How can I find the preorder listing of a tree if only the postorder listing is given and vice versa. Also, in the tree, every non-leaf node has two children (i.e. Each node has either two or zero children.)

EDIT: Another given assumption is that the label of each node is unique and has a field that will identify it as an internal node or a leaf. I think that ought to get rid of the ambiguity of a single preorder or postorder being able to uniquely identify a tree.

Answer 1

Without assuming that nodes in the tree have a field that idenrify themselves as internal or leaf, you can't find a unique answer for your question. That assumption or inorder listing must be available to find a unique tree. In this case, to find one possible answer, you can construct a tree of the form shown below to match any given postorder listing: (suppose postorder listing is: 1 2 3 4 5 6 7 8 9)

9[7[5[3[1,2],4],6],8]

Now you can make preorder listing using this tree.

Assuming nodes in the tree have a field that identify themselves as internal or leaf, we can make a unique tree out of a postorder listing for this kind of trees with this algorithm:

1. Sweep from the beginning of the postorder list and find the first internal node. This node will have exactly two leaf children which precede this node in postorder listing.
2. In your tree structure add that internal node and make two preceding nodes in the listing its children.
3. Remove those two children from listing and make that internal node a leaf.
4. Go to step 1 and repeat until listing becomes empty.

Answer 2

Consider the recursive structure of a preorder traversal:

T(r) = [r, T(r->left), T(r->right)]
where T(r) is the preorder traversal of tree rooted at node r

Then we know that the root of a tree described by T(r) is always the first node in the traversal.

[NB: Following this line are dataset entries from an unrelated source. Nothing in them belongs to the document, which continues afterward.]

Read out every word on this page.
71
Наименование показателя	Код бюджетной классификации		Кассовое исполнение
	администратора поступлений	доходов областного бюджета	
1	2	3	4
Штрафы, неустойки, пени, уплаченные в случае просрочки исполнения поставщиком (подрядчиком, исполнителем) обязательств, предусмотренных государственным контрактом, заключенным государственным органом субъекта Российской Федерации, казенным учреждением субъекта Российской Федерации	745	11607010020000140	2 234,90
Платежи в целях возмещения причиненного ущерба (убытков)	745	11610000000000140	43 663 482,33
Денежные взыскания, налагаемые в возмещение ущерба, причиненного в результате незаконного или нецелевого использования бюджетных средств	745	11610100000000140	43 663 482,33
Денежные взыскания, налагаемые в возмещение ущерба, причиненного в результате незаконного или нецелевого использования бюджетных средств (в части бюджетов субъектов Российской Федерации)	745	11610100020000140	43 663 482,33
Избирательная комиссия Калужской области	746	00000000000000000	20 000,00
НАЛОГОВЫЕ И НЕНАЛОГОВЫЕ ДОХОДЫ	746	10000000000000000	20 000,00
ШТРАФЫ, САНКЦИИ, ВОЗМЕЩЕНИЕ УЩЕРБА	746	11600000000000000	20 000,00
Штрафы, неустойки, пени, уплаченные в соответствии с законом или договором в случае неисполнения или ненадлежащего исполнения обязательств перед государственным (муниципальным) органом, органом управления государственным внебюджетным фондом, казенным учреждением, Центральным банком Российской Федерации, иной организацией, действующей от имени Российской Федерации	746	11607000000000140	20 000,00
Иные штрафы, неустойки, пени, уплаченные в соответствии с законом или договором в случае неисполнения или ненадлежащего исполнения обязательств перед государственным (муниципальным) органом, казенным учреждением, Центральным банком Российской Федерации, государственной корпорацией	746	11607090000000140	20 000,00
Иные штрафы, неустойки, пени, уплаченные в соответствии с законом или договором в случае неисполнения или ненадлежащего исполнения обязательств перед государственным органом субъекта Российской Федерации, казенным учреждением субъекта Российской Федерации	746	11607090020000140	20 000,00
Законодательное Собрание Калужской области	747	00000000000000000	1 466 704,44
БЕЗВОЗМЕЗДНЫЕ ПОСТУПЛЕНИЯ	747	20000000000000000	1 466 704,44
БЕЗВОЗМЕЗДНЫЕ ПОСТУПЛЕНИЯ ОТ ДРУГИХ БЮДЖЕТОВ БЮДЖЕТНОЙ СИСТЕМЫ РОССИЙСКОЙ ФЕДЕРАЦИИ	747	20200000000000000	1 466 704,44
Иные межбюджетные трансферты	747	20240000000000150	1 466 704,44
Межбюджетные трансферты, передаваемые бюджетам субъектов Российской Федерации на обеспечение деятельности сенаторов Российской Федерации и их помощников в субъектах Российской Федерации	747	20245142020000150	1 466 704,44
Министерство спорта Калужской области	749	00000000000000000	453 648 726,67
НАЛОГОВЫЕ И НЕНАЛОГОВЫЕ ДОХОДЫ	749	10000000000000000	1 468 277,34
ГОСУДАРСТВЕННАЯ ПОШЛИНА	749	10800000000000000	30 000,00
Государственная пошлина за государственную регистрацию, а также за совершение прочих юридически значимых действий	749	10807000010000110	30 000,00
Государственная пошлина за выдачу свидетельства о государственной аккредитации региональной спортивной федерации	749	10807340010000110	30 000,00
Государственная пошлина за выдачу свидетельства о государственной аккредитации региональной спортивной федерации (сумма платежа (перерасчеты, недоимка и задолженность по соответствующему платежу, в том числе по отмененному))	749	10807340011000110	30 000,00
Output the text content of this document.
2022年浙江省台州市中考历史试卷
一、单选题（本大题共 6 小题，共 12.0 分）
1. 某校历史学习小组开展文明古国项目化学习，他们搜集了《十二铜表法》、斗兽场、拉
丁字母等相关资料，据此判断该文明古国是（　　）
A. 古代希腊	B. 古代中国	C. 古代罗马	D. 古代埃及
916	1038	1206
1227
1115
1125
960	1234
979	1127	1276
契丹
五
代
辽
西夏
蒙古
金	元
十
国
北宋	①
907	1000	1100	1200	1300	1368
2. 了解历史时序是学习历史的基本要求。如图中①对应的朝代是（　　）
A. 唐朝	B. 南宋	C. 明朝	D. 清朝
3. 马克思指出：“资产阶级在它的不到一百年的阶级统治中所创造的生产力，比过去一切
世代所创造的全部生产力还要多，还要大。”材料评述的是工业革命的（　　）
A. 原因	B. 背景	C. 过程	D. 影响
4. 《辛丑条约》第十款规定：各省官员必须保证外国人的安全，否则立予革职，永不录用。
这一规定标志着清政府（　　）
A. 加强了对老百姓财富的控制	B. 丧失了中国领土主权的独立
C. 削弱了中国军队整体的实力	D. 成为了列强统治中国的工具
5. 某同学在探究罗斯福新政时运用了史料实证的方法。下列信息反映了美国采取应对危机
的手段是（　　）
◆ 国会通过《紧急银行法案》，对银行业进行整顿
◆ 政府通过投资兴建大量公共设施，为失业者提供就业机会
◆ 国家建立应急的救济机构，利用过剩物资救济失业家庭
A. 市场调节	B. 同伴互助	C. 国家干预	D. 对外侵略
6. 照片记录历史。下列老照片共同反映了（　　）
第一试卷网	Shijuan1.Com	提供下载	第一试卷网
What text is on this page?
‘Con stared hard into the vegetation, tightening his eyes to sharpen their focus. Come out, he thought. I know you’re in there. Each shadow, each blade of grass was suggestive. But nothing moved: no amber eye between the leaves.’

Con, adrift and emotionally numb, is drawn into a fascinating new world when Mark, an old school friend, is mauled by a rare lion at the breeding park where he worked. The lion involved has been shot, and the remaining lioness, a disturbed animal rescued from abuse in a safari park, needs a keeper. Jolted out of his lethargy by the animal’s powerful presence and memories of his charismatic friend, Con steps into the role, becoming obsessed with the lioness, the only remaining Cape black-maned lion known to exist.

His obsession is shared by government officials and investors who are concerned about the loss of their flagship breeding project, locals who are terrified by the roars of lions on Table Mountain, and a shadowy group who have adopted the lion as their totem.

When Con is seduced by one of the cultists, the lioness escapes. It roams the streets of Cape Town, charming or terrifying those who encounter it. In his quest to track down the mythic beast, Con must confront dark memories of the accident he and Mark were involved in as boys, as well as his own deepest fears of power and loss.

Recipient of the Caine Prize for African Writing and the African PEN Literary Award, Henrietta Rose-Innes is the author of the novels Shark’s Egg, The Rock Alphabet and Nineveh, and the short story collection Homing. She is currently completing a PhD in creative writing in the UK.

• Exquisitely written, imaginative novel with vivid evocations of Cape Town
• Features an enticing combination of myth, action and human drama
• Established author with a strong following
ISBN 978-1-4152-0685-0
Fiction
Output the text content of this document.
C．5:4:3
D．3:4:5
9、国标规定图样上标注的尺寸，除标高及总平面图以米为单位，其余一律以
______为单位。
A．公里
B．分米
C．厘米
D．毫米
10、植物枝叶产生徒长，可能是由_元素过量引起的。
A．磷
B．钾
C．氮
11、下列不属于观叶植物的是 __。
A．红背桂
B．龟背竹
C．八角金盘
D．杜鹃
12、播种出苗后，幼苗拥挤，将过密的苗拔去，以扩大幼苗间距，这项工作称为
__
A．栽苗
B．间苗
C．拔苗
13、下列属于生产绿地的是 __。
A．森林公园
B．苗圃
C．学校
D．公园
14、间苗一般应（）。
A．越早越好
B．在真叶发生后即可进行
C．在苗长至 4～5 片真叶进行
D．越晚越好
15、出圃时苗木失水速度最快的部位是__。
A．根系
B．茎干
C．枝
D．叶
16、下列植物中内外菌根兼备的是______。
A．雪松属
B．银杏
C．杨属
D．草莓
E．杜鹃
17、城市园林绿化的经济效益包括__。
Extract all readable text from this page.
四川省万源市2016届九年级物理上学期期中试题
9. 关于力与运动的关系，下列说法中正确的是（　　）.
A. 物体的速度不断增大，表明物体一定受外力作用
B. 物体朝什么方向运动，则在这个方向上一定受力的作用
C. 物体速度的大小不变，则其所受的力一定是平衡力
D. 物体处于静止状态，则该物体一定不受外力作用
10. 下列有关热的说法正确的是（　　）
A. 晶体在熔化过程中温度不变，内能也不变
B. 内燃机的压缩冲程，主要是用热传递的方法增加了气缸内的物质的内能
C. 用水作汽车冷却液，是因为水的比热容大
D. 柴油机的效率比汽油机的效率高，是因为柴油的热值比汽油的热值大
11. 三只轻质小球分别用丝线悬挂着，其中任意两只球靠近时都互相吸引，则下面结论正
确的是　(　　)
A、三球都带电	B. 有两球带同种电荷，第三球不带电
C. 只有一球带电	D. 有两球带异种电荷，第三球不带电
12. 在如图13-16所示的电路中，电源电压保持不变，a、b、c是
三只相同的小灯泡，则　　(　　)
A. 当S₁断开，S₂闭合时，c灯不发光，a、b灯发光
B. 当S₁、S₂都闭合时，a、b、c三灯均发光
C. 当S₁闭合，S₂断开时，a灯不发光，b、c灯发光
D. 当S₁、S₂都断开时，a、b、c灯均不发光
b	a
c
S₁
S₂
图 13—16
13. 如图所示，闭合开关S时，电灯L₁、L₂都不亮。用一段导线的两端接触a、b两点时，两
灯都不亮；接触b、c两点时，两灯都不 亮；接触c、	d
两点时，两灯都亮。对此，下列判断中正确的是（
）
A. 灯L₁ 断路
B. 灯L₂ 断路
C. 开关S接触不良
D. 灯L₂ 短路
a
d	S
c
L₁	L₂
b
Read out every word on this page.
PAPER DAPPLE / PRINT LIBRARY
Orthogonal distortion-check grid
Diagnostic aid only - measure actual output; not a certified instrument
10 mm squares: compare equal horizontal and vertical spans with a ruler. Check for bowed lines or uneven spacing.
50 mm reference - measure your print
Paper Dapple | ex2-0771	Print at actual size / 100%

Knowing this, and knowing that a root is always higher in a tree than its subtrees, think about how you would use this information to rebuild the tree. Think recursively.

Caveat: this can only be done if this is a binary search tree, which constrains nodes such that left-child < root < right-child. In general, trees cannot be reconstructed from a single traversal. See this excellent resource for a more detailed explanation.

Ambiguity still exists regardless of the rule about 0 or 2 children:

    4
   / \
  2   5
 / \ / \
 1 3 6 7

    4
   / \
  2   7
 / \
1   3
   / \
  5   6

Both have the preorder traversal [4 2 1 3 5 6 7]